7 Aug 2017 · posted in thoughts
I've tried to write about self-doubt numerous times before and every time I've tried, I couldn't find the right words. Staring at the blank screen, fingers ready on the keys, I just couldn't quite figure out how to talk about something so deeply emotional. But it dawned on me that that's exactly why we should talk about it, no matter how hard. Self-doubt is after all something deeply emotional to everyone who experiences it and it can really hold you back and define your choices. And although this time I finally found the courage to open up the conversation, I'm still not really sure what to say and which words to use.
The thing is: we are all people with our own insecurities. And we probably all think that we're alone with those insecurities, but we're not. I feel like self-doubt is still a little bit of a taboo subject, but it shouldn't be, because it's something everyone can relate to on some level. When you put yourself out there, online or in the real world, people can see you and that is a scary thing.
Probably the biggest reason of self-doubt nowadays is comparing yourself to others. The beauty of a connected world is also its curse: there are a lot of people to compare yourself with. And what you get to see of these other people is their best and a lot of the times their lives seem perfect on the surface: beautiful blog, beautiful Instagram feed, amazing home, amazing travels, gorgeous body, ... So you end up feeling insecure in comparison.

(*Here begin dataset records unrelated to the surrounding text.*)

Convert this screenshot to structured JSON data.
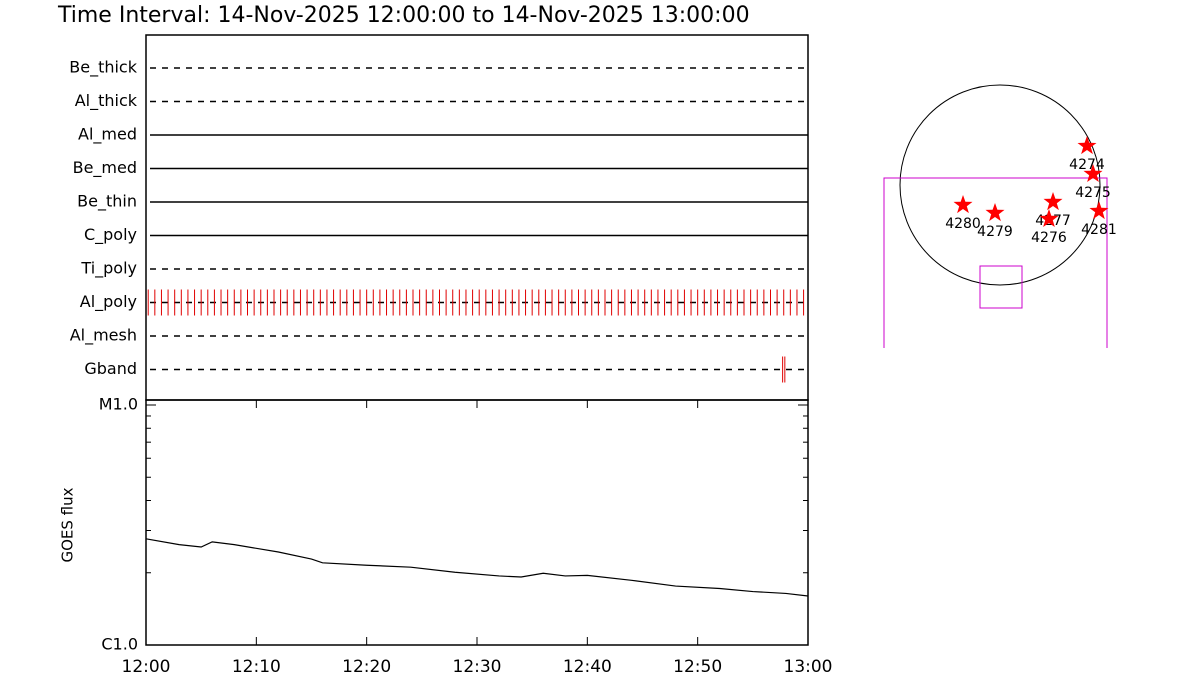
{
  "chart_data": [
    {
      "type": "timeline",
      "title": "Time Interval: 14-Nov-2025 12:00:00 to 14-Nov-2025 13:00:00",
      "categories": [
        "Be_thick",
        "Al_thick",
        "Al_med",
        "Be_med",
        "Be_thin",
        "C_poly",
        "Ti_poly",
        "Al_poly",
        "Al_mesh",
        "Gband"
      ],
      "line_styles": [
        "dashed",
        "dashed",
        "solid",
        "solid",
        "solid",
        "solid",
        "dashed",
        "dashed",
        "dashed",
        "dashed"
      ],
      "event_color": "#e00000",
      "xlim": [
        0,
        60
      ],
      "events": [
        [],
        [],
        [],
        [],
        [],
        [],
        [],
        [
          0.2,
          0.8,
          1.4,
          2.0,
          2.6,
          3.2,
          3.8,
          4.4,
          5.0,
          5.6,
          6.2,
          6.8,
          7.4,
          8.0,
          8.6,
          9.2,
          9.8,
          10.4,
          11.0,
          11.6,
          12.2,
          12.8,
          13.4,
          14.0,
          14.6,
          15.2,
          15.8,
          16.4,
          17.0,
          17.6,
          18.2,
          18.8,
          19.4,
          20.0,
          20.6,
          21.2,
          21.8,
          22.4,
          23.0,
          23.6,
          24.2,
          24.8,
          25.4,
          26.0,
          26.6,
          27.2,
          27.8,
          28.4,
          29.0,
          29.6,
          30.2,
          30.8,
          31.4,
          32.0,
          32.6,
          33.2,
          33.8,
          34.4,
          35.0,
          35.6,
          36.2,
          36.8,
          37.4,
          38.0,
          38.6,
          39.2,
          39.8,
          40.4,
          41.0,
          41.6,
          42.2,
          42.8,
          43.4,
          44.0,
          44.6,
          45.2,
          45.8,
          46.4,
          47.0,
          47.6,
          48.2,
          48.8,
          49.4,
          50.0,
          50.6,
          51.2,
          51.8,
          52.4,
          53.0,
          53.6,
          54.2,
          54.8,
          55.4,
          56.0,
          56.6,
          57.2,
          57.8,
          58.4,
          59.0,
          59.6
        ],
        [],
        [
          57.7,
          57.9
        ]
      ]
    },
    {
      "type": "line",
      "ylabel": "GOES flux",
      "log_scale": true,
      "color": "#000000",
      "x": [
        0,
        3,
        5,
        6,
        8,
        12,
        15,
        16,
        20,
        24,
        28,
        32,
        34,
        36,
        38,
        40,
        44,
        48,
        52,
        55,
        58,
        60
      ],
      "values": [
        2.77e-06,
        2.62e-06,
        2.56e-06,
        2.69e-06,
        2.62e-06,
        2.44e-06,
        2.28e-06,
        2.2e-06,
        2.15e-06,
        2.11e-06,
        2.01e-06,
        1.94e-06,
        1.92e-06,
        1.99e-06,
        1.94e-06,
        1.95e-06,
        1.86e-06,
        1.76e-06,
        1.72e-06,
        1.67e-06,
        1.64e-06,
        1.6e-06
      ],
      "xlim": [
        0,
        60
      ],
      "xticks": [
        {
          "value": 0,
          "label": "12:00"
        },
        {
          "value": 10,
          "label": "12:10"
        },
        {
          "value": 20,
          "label": "12:20"
        },
        {
          "value": 30,
          "label": "12:30"
        },
        {
          "value": 40,
          "label": "12:40"
        },
        {
          "value": 50,
          "label": "12:50"
        },
        {
          "value": 60,
          "label": "13:00"
        }
      ],
      "ylim": [
        1e-06,
        1e-05
      ],
      "yticks": [
        {
          "value": 1e-06,
          "label": "C1.0"
        },
        {
          "value": 1e-05,
          "label": "M1.0"
        }
      ]
    },
    {
      "type": "scatter",
      "color": "#ff0000",
      "categories": [
        "4274",
        "4275",
        "4280",
        "4279",
        "4277",
        "4276",
        "4281"
      ],
      "x": [
        835,
        893,
        -355,
        -48,
        509,
        470,
        950
      ],
      "values": [
        374,
        106,
        -192,
        -269,
        -163,
        -326,
        -250
      ],
      "xlim": [
        -1152,
        1152
      ],
      "ylim": [
        -1152,
        1152
      ]
    }
  ]
}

You don't feel pretty enough because you keep looking at all the supermodels on Instagram. You don't feel accomplished in your job because you see other people living their dreams while earning money. You don't feel talented enough because someone else's photos or blogposts or songs are so much better than yours. You don't feel creative enough because someone else's home DIY's are so much cooler than yours. And I could go on for an eternity giving examples of how comparing to others can make you feel insecure and not enough.
I've been there, I've done that and I still struggle with approaching it differently, especially on rainy days. When my mood is melancholic already, that little devil on my shoulder will be nasty and mean and I'll feel like there's no point in doing anything I love to do (blogging, taking photographs, decorating our home, ...) because there will always be someone "better" at it. But then again, if everyone thought that way, all the people I both look up to and envy for being "better" wouldn't have started doing what they love in the first place either, because there was someone "better" or more advanced already when they started sharing too. But being open and honest, real and vulnerable, authentic, ... that means so much more than portraying a perfect life that, everyone knows deep down, nobody has.
Sometimes you just have to do things you love, just because you love them, no matter how few or many people are watching, no matter how good you are at them. You also have to be willing to give yourself the chance to grow in something: blogging, photography, cooking, DIY'ing, teaching or whatever your hobby or your job is... everything takes practice and the people you're comparing yourself with are probably on another level of their journey already. Sometimes it's also okay to admit to yourself that you will never be world class in something, but that you love to do it anyway.
This is something that has taken me quite a long time to accept: sometimes we're just not as talented as others and no matter how much hard work we put into something, the talent isn't there and we'll never reach the level we want to. But now, after a good few adult years of trial and error, I've come to realize that hitting those talent limits probably means you're trying to do something that is not really you, that you're trying to be someone you're not, copying what works for others instead of figuring out what works for you.
Finding that balance between working hard, pushing through insecurities and getting better at something you really love and letting go of things that are a major source of frustration and self-doubt because you know you will never be as good as you'd like to be, it's not easy. But I think it's good to remember to focus on the process of doing something you love instead of only looking at the result. Sure, there will be someone better at doing what you love to do, but that doesn't take away the joy of cooking or writing songs or taking photographs.
Instead of doubting your own abilities and feeling insecure, use the people that are more experienced than you as a source of inspiration and learn from them to develop your skills naturally. Accept that we're all on our own journey and even though you are not yet where you want to be, you're working towards getting there. The fact that you care so much about getting better that you start to question if you will ever be good enough, that alone makes you already good enough right now.
If you have a moment of self-doubt, just remember that we all have those moments and that no matter how perfect lives seem online, there are insecurities hiding behind every photo and every sentence. Instead of letting self-doubt and insecurities hold you back, let them guide you to become the best, authentic you, you can possibly be, one day at a time, one choice at a time.